来年4月から実施される新しい学習指導要領は中学3年生の理科にエネルギー資源についての項目が加わり、その中で「放射線の性質と利用」について取り上げられています。教師の生徒への指導手引きとして
①人間は,水力,火力,原子力などからエネルギーを得ていることを知るとともに,エネルギーの有効な利用が大切であることを認識すること。
②放射線の性質と利用にも触れること。
と掲げています。
理科の教科書は今年2月に検定が終わり、練馬区では8月8日の教育委員会で東京書籍に決定しました。
しかし今月27日に5社の出版社のうち4社が3月の福島原発事故を受けて、内容の一部を訂正する申請をしました。
東京書籍も訂正を申請した1社であり、放射線の人体への影響の部分について修正を加えるとの報告でした。

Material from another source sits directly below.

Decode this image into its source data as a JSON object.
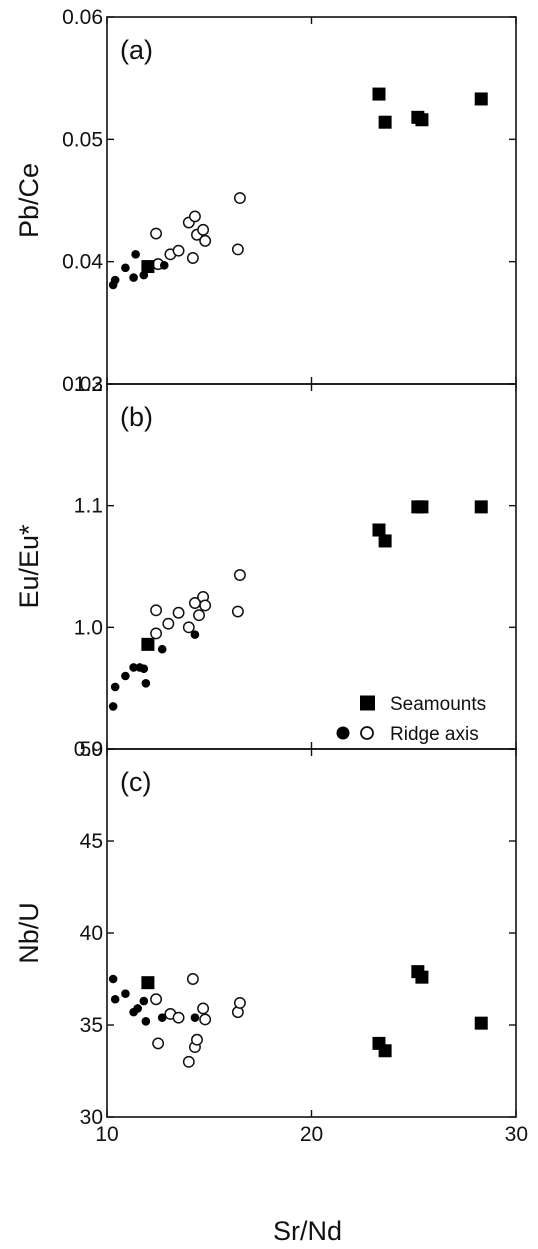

子ども達は授業での話をそのまま受け止めますから、教科書の内容が子どもたちに大きな影響を与える場合もあります。
だからこそ正しい情報を提供し、事実を知り、考える力を養う必要があります。

理科では文科省が作成した副教材があり、平成21年度に各校に配布されたものを見ますと全体的に原発を推進している内容になっていてそこでは安全性も謳われています。
また、この副教材を作成したのは日本原子力文化振興財団であり、この団体の役員には文科省や東京電力などの職歴をもった人もいます。

来年度から使用する副教材は今回の事故をふまえて見直すよう中央教育審議会においても指示があり、文科省では新しいものを作成中とのことですが、少なくとも今年3月までの2年間はこの教材で学習していたわけです。
私が先日行った原発に関するアンケート調査でも、家族や学校など、まわりの環境が子どもの意識や行動に影響していることがわかりました。

この影響について区に質問しました。
練馬区では新学習指導要領においては教員にまず正しい認識をきちんと指導して学習に生かしていくことが大事ということで、研修を行っていて、子どもへの影響は確かに認識が不足している部分もあるので学習の中できちんと指導していく、との回答がありました。

「放射線の性質と利用」の項目の追加が決定され、その後の福島の事故、という今こそ、子どもたちが正しく学習し、エネルギーについても一人ひとりがきちんと考え、判断できる力をつけられるような教育の現場であって欲しいです。